The Trumpist view of “America First” has widespread appeal in the United States and causes anxiety abroad about Washington’s global role. The country’s allies in Europe, Asia, Latin America, the Middle East, and elsewhere have expressed doubts about American resolve and commitment to defending their interests. Joe Biden has been chastened by the catastrophe for American foreign policy. The new formulation emanating from the White House and Congress is that the present and future struggle is between democratic states led by the United States and authoritarian states – here read Russia, China, and Iran. The United States prefers to confront its international rivals with hostility and a posture of strength since it is always necessary for American leaders to appear tough before the public. Domestic politics is always a major concern in determining foreign policy.

Sitting here in Ann Arbor, Michigan, far from Washington, confrontation and antagonism seem bad choices. The enormous power of the United States is not only military and economic but moral and reputational as well. When the Americans appear to be less threatening, it makes it possible for rival powers to deal with Washington more flexibly; fear and hostility decline, and negotiation, compromise, and cooperation become more likely. Russia, China, and Iran are not interested in being subordinated to the great hegemon. They want to be respected, to have their interests considered, and in a globalized world confronted by climate change, pandemic, and the permanent presence of nuclear annihilation the grounds for working together may be greater than the artificial conflicts ginned up daily by the most hawkish of foreign policy advisors.

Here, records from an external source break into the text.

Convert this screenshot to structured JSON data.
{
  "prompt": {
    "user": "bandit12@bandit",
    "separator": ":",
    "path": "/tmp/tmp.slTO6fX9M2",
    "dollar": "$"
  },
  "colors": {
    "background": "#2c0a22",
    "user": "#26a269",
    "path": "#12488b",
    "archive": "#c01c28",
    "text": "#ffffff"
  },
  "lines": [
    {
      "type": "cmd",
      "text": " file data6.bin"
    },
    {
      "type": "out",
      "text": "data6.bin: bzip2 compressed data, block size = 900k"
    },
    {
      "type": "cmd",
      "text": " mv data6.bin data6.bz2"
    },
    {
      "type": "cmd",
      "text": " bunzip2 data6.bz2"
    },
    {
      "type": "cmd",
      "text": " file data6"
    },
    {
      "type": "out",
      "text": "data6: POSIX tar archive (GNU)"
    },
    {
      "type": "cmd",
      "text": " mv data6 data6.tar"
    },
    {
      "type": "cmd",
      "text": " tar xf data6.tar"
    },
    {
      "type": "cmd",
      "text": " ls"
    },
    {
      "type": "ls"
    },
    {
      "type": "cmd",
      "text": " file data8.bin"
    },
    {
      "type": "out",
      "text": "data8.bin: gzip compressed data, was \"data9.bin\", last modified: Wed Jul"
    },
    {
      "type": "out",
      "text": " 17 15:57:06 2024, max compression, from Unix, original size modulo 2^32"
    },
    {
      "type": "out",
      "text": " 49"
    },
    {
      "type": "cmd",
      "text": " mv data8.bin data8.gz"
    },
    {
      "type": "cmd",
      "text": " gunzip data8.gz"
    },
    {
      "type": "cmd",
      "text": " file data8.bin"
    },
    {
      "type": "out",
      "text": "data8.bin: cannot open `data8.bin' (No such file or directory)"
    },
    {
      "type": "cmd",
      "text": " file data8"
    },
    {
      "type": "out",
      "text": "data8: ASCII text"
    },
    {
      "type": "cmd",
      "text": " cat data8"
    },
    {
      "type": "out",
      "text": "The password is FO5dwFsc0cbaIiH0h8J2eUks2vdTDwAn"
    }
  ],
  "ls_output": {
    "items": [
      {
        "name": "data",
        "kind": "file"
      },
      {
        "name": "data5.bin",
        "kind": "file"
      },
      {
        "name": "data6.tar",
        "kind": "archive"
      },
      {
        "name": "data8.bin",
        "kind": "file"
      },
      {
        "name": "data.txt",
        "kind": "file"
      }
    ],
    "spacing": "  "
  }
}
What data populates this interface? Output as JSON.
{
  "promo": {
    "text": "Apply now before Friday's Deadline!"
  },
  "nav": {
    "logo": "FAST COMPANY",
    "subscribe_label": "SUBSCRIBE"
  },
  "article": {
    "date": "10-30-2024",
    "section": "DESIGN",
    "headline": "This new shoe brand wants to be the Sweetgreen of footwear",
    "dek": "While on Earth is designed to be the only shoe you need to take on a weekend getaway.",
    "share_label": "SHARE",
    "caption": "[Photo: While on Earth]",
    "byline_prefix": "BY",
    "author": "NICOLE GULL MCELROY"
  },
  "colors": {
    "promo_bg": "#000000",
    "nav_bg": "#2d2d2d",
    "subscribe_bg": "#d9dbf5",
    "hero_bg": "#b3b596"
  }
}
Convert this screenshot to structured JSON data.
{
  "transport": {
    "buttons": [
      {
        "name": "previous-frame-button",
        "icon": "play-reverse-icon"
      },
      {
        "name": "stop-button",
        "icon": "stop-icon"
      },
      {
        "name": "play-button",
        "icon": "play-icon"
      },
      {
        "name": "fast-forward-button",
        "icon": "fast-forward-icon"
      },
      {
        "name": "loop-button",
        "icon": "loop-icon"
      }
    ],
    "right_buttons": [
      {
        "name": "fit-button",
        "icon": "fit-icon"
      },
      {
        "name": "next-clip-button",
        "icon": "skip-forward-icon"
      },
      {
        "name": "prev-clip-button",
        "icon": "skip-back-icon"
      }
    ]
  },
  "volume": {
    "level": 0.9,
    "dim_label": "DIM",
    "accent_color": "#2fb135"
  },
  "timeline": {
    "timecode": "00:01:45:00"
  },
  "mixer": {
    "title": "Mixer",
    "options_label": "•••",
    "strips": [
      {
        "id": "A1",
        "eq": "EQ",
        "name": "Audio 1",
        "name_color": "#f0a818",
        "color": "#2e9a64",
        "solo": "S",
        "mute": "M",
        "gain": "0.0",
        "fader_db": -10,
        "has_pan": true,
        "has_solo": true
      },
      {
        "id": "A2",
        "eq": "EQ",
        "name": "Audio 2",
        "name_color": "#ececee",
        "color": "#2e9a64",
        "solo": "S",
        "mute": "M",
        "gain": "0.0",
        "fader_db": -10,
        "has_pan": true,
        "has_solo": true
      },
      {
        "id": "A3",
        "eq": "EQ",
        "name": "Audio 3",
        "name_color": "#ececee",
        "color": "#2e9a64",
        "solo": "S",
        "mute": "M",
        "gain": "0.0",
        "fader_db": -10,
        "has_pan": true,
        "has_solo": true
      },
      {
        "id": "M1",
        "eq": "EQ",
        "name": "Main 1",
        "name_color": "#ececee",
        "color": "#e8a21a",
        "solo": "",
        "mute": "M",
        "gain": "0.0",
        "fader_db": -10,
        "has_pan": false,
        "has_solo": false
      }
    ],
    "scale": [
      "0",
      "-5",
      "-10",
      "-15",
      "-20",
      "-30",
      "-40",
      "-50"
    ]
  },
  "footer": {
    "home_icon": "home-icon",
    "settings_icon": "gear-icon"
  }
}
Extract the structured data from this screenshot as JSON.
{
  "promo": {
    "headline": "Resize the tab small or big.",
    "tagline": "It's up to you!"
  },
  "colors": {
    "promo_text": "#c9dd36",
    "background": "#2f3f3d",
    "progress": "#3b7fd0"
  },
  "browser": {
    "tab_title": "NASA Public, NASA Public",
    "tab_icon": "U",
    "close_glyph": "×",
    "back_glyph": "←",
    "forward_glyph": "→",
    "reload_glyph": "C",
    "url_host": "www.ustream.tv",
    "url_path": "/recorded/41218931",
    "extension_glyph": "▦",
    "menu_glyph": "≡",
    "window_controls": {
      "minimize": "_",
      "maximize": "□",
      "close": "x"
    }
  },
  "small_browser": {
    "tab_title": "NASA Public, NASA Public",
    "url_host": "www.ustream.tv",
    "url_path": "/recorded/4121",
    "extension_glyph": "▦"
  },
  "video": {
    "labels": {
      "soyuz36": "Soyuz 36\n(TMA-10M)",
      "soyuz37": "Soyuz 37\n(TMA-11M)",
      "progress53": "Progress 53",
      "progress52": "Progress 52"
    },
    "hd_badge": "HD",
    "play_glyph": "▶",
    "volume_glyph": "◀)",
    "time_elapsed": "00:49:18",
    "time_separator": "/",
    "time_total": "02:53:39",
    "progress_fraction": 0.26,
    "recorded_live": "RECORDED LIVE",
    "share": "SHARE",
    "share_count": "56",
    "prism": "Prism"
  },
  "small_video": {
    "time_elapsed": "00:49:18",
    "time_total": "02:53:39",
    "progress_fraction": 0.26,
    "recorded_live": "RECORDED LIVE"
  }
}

Here is one modest suggestion, Joe. Take aim on one small problem, let’s say, Guatemala, a corrupt state that the United States has both dominated and distressed since it sponsored a coup against its democratically elected leftist government in 1954. The CIA ended an experiment in social democratic reform, and after the coup Guatemala suffered from a thirty-year civil war followed by years of military dictatorship supported by the Americans. As historian Greg Grandin reminds us, “For its part, the United States promised to turn Guatemala into a ‘showcase for democracy’ but instead created a laboratory of repression. Practices institutionalized there—such as death squad killings conducted by professionalized intelligence agencies—spread throughout Latin America in the coming decades.”

Joe, commit your government more seriously to promoting a truly democratic reconstruction in that little country. Seriously commit to investigation of the corrupt elites ruling the country. You already sent the vice president, Kamala Harris, to Guatemala City to pressure the government to deal both with immigration and corruption. Such a commitment to fight corruption is in the interest of both the United States, which wants to stem the migration of poor Guatemalans to the United States, and the Guatemalan people, who desire a safe and secure life in their own country. Such a policy is not about empire. It is about promoting the ideals that made the United States a great power to be admired. No bayonets, no military intervention, just clarity about promoting democracy and fighting corruption, and consistency in creating an example of what can be achieved in this form of democracy promotion. Who knows? Maybe like the virus such an example will spread.